この用語を使って、さっき言ったことを言い直すと、ドアの音のような中性刺激を、えさを口に入れるという無条件刺激と何度も対提示することによって、中性刺激が条件刺激となり、それだけでも唾液の分泌というレスポンデントを引き起こすようになるのです。

一方、オペラントは全く別の学習のされ方をします。レスポンデントは、その行動の後に起ったことに左右されません。光が目に当たると、瞳孔が収縮するのは典型的なレスポンデントですが、瞳孔が収縮したときに、お母さんにほめてもらったり、お小遣いをもらったからと言って、それでその後収縮しやすくなるわけではありませんよね。

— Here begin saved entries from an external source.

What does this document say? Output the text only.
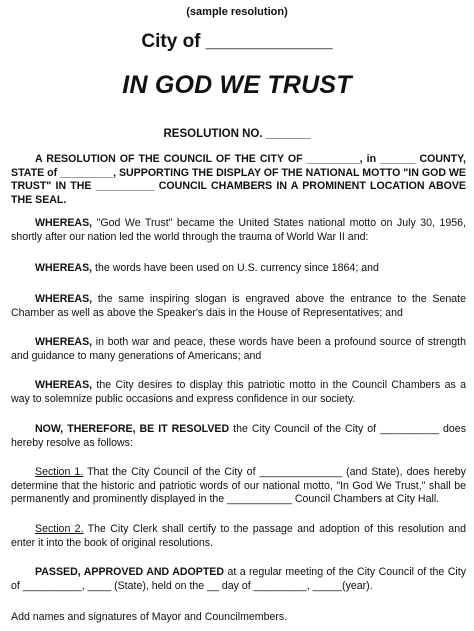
(sample resolution)
City of ____________
IN GOD WE TRUST
RESOLUTION NO. _______
A RESOLUTION OF THE COUNCIL OF THE CITY OF _________, in ______ COUNTY, STATE of _________, SUPPORTING THE DISPLAY OF THE NATIONAL MOTTO "IN GOD WE TRUST" IN THE __________ COUNCIL CHAMBERS IN A PROMINENT LOCATION ABOVE THE SEAL.
WHEREAS, "God We Trust" became the United States national motto on July 30, 1956, shortly after our nation led the world through the trauma of World War II and:
WHEREAS, the words have been used on U.S. currency since 1864; and
WHEREAS, the same inspiring slogan is engraved above the entrance to the Senate Chamber as well as above the Speaker's dais in the House of Representatives; and
WHEREAS, in both war and peace, these words have been a profound source of strength and guidance to many generations of Americans; and
WHEREAS, the City desires to display this patriotic motto in the Council Chambers as a way to solemnize public occasions and express confidence in our society.
NOW, THEREFORE, BE IT RESOLVED the City Council of the City of __________ does hereby resolve as follows:
Section 1. That the City Council of the City of ______________ (and State), does hereby determine that the historic and patriotic words of our national motto, "In God We Trust," shall be permanently and prominently displayed in the ___________ Council Chambers at City Hall.
Section 2. The City Clerk shall certify to the passage and adoption of this resolution and enter it into the book of original resolutions.
PASSED, APPROVED AND ADOPTED at a regular meeting of the City Council of the City of __________, ____ (State), held on the __ day of _________, _____(year).
Add names and signatures of Mayor and Councilmembers.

しかしオペラントはその行動の後に何が起るのか、によって、その後の起り方が左右されるのです。例えば、冷蔵庫のドアを開ける、というのはオペラントですが、この行動は、ドアを開けるたびに、おいしい食べ物や、のどの渇きを癒す飲み物が中に見つかることによって、その後、頻繁に繰り返されるようになります。逆に何度開けても中が空っぽであれば、この行動は起らなくなります。

このようにオペラントが、後の出来事(刺激)によって増えたり、減ったりすることを、「オペラント条件付け」と言います。そしてオペラント行動の後に起って、その行動を以後増やす働きを持った刺激を、「強化刺激」あるいは「強化子」と言います。

私たち高等生物の行動は、ほとんどがオペラントなので、オペラント条件付けの例はいくらでも挙げることができます。例えば私たちがビールを飲むのは、過去にビールを飲んで、いい気持ちになったからですし、背伸びをするのは、それによって肩のこりがほぐれるからです。

さて「行動療法」(応用行動分析)とは、このレスポンデント条件付けやオペラント条件付けの原理を使って、人間の様々な行動上の問題を解決したり、軽減させようと言う試みのことを言います。

レスポンデント条件付けの原理を応用した行動療法の例としては、恐怖症の治療があります。
それに対して、私たちに関心のある自閉症やその他の発達障害の治療教育に用いられるのは、主にオペラント条件付けの方です。ただ発達障害児は、いろんな物に過度の恐怖を示すことがあるので、そんなときはレスポンデント条件付けの原理も応用します。
恐怖症の治療に、どのようにレスポンデント条件付けを応用するかは、また別の機会にお話し致しましょう。